Yeah, that’s great, except that certain someone isn’t here yet and we are well into the first half of the game and there are other people who are actually here now and would like to sit.

She stared at me. I stared at her. She moved her bag. Therefore I won. I almost always win staring contests. Her friend, by the way, didn’t arrive for over an hour. So this lady and her companion were actually going to sit at the bar as person after person asked if they could sit and they would respond

Nah, my friend is coming.

Only their friend was not really coming. Not right then, anyway. And the two people sitting at the bar only had one drink each. And then they drank seltzer! And didn’t tip on it. (Which, if I’m being honest, might have had something to do with the fact that I had told her she couldn’t save a seat for her incredibly tardy friend.) So that’s another thing. Don’t occupy a seat at the bar for like 4 hours and only drink seltzer! I mean, whatever, occupy the seat, but do like my friend Cherie does when she drinks seltzer and tip on your soda!
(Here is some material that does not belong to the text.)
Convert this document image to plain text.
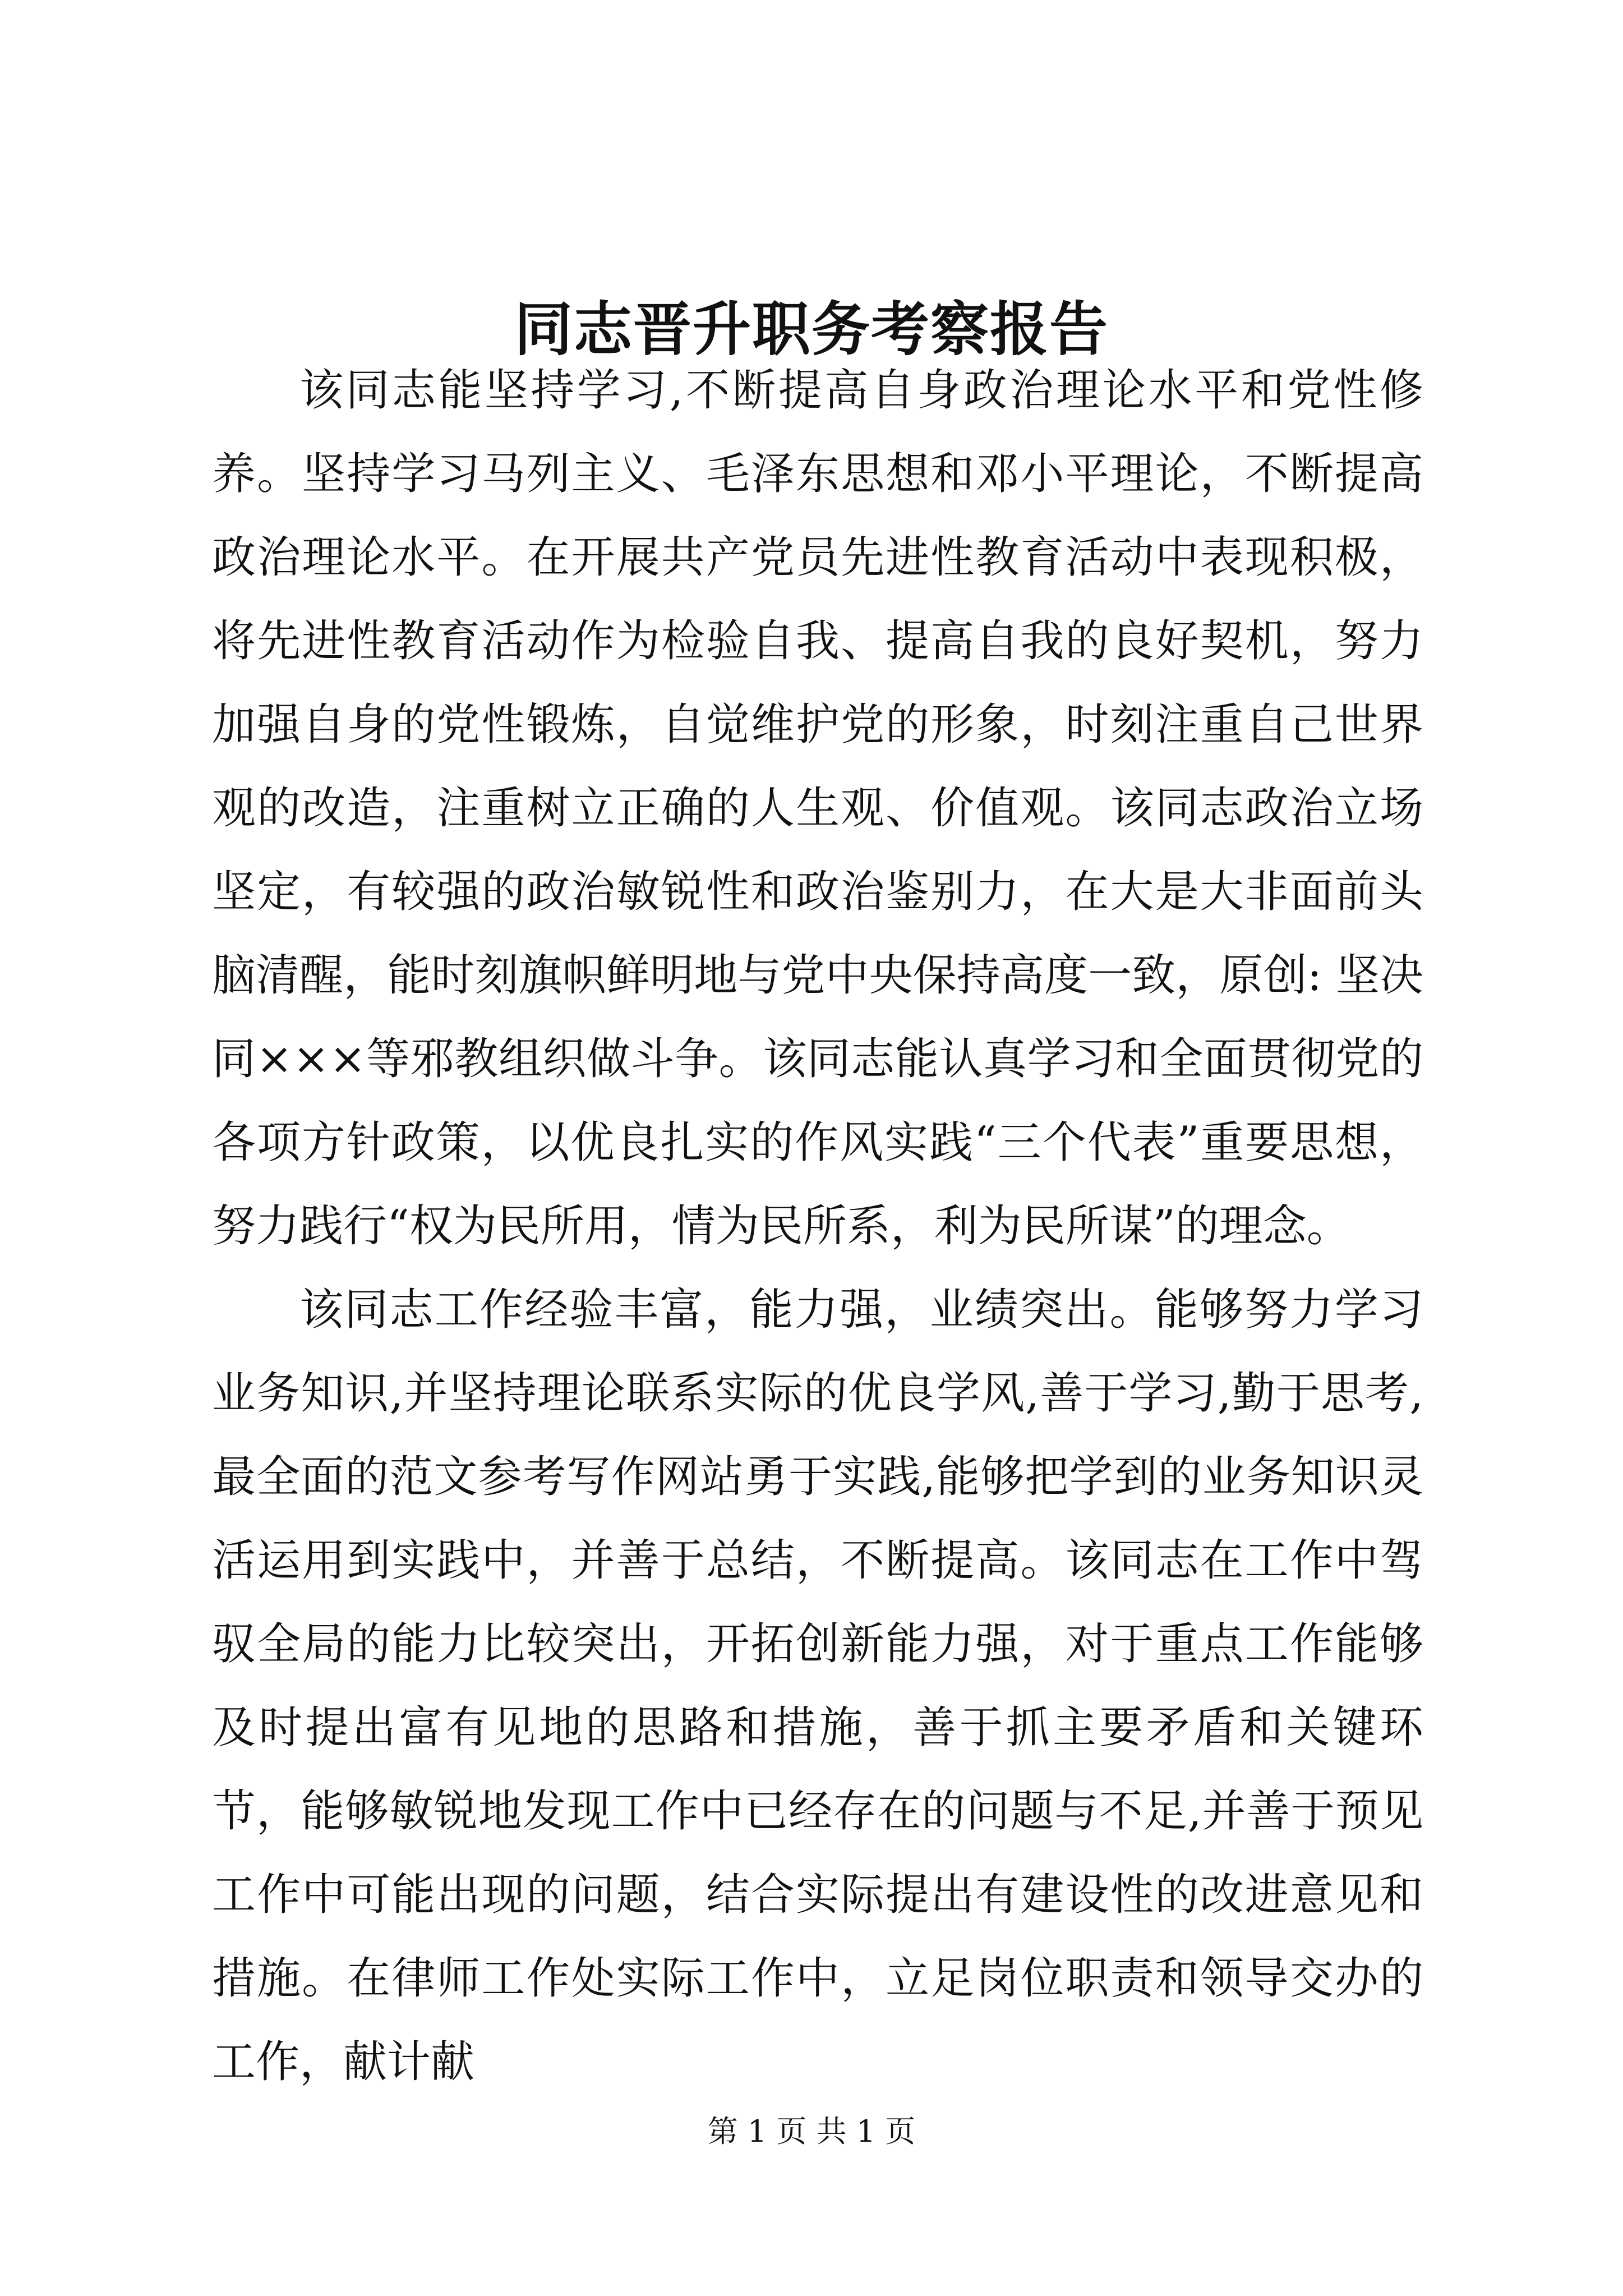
同志晋升职务考察报告

该同志能坚持学习,不断提高自身政治理论水平和党性修养。坚持学习马列主义、毛泽东思想和邓小平理论，不断提高政治理论水平。在开展共产党员先进性教育活动中表现积极，将先进性教育活动作为检验自我、提高自我的良好契机，努力加强自身的党性锻炼，自觉维护党的形象，时刻注重自己世界观的改造，注重树立正确的人生观、价值观。该同志政治立场坚定，有较强的政治敏锐性和政治鉴别力，在大是大非面前头脑清醒，能时刻旗帜鲜明地与党中央保持高度一致，原创: 坚决同×××等邪教组织做斗争。该同志能认真学习和全面贯彻党的各项方针政策，以优良扎实的作风实践“三个代表”重要思想，努力践行“权为民所用，情为民所系，利为民所谋”的理念。

该同志工作经验丰富，能力强，业绩突出。能够努力学习业务知识,并坚持理论联系实际的优良学风,善于学习,勤于思考,最全面的范文参考写作网站勇于实践,能够把学到的业务知识灵活运用到实践中，并善于总结，不断提高。该同志在工作中驾驭全局的能力比较突出，开拓创新能力强，对于重点工作能够及时提出富有见地的思路和措施，善于抓主要矛盾和关键环节，能够敏锐地发现工作中已经存在的问题与不足,并善于预见工作中可能出现的问题，结合实际提出有建设性的改进意见和措施。在律师工作处实际工作中，立足岗位职责和领导交办的工作，献计献

第 1 页 共 1 页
Don’t be that guy at the coffee shop who occupies a table for like 5 hours and drinks one cup of coffee. No one likes that guy. That guy is a dick.

And here’s another thing. No one likes to be all packed in like sardines at a bar. I understand that. That is why I don’t hang out in busy bars. I work in them; I do not hang out in them. Busy bars are awful when you don’t have a giant slab of wood protecting you from the masses. And even when you do have that lab of wood they sometimes suck. And so I understand the desire that some people have to make a space around them by saving a seat with their backpack for no reason whatsoever other than to keep someone else from elbowing them. But the thing is, that’s rude. It is rude to other people who are stuck standing so your backpack can take a load off, and it’s rude to me who wants to make money off the seat your backpack is occupying. So unless you want to pay rent on two stools by tipping me double on every drink you have, put your bag on the floor or on one of the hooks conveniently located under the bar for just such an occasion. Or! Be one of those people who travels with their own hook! I always admire the foresight of those people.

So yeah, I don’t know, guys. I guess it all comes down to respect. Respect the fact that the bar only exists if people buy things, and your missing friend and your backpack do not buy things. Respect the fact that under the current system I can only survive if you tip me and, again, your missing friend and your backpack don’t tip me. And respect the fact that you are not, in fact, the only person in the universe. There are other people here, too. People who aren’t missing or an inanimate object that you use as a means of conveyance. Other people who want to go out, have fun, drink drinks, watch games and, yes, even sit down on a bar stool. So please, let them sit.